At time zero, no prenylated phenols were detected in the serum or urine. Traces of unconjugated XN, IX, and 8-PN were detected in the 24-h urine, while only unconjugated IX and XN were detected in the serum with the medium and high doses.

The prenylated phenols were absorbed slowly into the bloodstream, and slowly eliminated over 24 hours. The peak serum concentrations were dose dependent. Over 98% of the urinary prenylated phenols were in the glucuronide form, and as the dose of the hop extract increased, the urinary excretion of each compound increased proportionally. However, urinary excretion of all 4 compounds was low (<2%), indicating other routes of elimination such as biliary secretion.   

There was a second peak in the serum concentration-time curves (AUC) at 5 hours post-dose for all 4 prenylated phenols, suggesting enterohepatic recirculation. The authors posit that the slow absorption and enterohepatic recirculation of the prenylated phenols could account for the long half-lives observed.

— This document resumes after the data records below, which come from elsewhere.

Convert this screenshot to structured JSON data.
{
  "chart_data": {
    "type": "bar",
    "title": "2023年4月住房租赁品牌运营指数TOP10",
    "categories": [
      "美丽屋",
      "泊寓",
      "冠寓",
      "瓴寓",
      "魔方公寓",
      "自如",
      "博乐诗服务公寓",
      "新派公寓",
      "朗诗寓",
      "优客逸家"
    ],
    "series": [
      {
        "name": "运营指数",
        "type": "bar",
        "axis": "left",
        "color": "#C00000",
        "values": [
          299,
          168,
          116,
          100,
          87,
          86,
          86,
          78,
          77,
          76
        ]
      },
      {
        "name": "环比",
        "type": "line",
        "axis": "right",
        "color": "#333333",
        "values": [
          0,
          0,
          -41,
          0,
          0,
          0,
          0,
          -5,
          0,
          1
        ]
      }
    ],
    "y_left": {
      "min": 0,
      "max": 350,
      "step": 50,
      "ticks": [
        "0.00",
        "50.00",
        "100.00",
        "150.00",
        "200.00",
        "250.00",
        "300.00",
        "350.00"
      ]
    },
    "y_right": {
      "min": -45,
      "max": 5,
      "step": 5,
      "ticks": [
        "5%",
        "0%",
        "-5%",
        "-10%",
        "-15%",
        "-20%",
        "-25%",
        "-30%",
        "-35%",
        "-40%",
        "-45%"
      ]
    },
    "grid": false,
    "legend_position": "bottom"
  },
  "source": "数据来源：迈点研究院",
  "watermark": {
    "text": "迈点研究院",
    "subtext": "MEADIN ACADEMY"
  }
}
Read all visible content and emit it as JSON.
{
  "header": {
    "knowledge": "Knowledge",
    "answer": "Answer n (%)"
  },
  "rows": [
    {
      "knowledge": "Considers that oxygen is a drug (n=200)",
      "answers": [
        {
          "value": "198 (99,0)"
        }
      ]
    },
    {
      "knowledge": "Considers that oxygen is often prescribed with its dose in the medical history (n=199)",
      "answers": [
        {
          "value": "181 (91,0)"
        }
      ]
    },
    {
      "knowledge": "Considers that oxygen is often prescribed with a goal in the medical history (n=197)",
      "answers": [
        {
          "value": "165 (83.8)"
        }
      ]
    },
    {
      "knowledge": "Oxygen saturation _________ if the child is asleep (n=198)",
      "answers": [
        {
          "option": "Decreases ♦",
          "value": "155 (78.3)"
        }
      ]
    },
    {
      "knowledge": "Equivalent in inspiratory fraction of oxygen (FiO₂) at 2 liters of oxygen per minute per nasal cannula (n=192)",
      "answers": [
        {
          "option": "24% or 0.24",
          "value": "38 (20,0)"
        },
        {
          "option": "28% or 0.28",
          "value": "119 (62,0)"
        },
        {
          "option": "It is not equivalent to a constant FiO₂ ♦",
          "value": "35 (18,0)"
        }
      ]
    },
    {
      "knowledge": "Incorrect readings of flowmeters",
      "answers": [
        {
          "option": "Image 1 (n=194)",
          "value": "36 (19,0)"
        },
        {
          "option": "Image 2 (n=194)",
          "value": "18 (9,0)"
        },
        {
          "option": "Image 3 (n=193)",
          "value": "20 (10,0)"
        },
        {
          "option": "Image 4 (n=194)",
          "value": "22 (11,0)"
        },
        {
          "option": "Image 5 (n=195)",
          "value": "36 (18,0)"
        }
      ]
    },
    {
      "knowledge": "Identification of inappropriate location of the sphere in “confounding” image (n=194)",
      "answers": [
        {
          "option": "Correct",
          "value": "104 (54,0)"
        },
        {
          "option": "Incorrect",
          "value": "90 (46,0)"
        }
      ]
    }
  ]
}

One of the subjects had much higher serum concentration of XN and IX at the medium and high doses compared to the other four subjects, as well as a 3-fold higher ratio of 8-PN/XN urinary excretion. The authors state that these findings indicate that "enzymatic polymorphisms as well as environmental factors such as microbiota variations can directly impact individual rates of conversion of IX to 8-PN."

There were no significant changes in estradiol, follicle-stimulating hormone, luteinizing hormone, or PT.

This is the first study to evaluate the pharmacokinetics of these 4 hop prenylated phenols in the matrix of a biologically and chemically standardized hops extract. The peak serum concentrations were dose-dependent and the mean time to reach the maximum concentration was relatively long. Glucuronides were predominant forms of these compounds found in the serum and urine, which underwent enterohepatic recirculation to extend their half-lives. In agreement with other studies, the pharmacokinetic data indicates that XN is recyclized in vivo to IX, and that the half life and total amount of the most estrogenic prenylated phenol, 8-PN, is increased by conversion of IX to 8-PN.

The authors conclude "that short-term consumption of a chemically and biologically standardized preparation of spent hops is safe for women and that once daily dosing might be appropriate." However, there were significant intra-individual differences just in this small (n=5) study population, and neither the gut flora nor the cytochrome P450 1A2 (CYP1A2) phenotypes of the subjects were characterized. These results should be viewed as preliminary, pending a larger study with a representative sampling of metabolically characterized subjects.


—Heather S. Oliff, PhD


References

1Krause E, Yuan Y, Hajirahimkhan A, et al. Biological and chemical standardization of a hop (Humulus lupulus) botanical dietary supplement. Biomed Chromatogr. June 2014;28(6):729-734.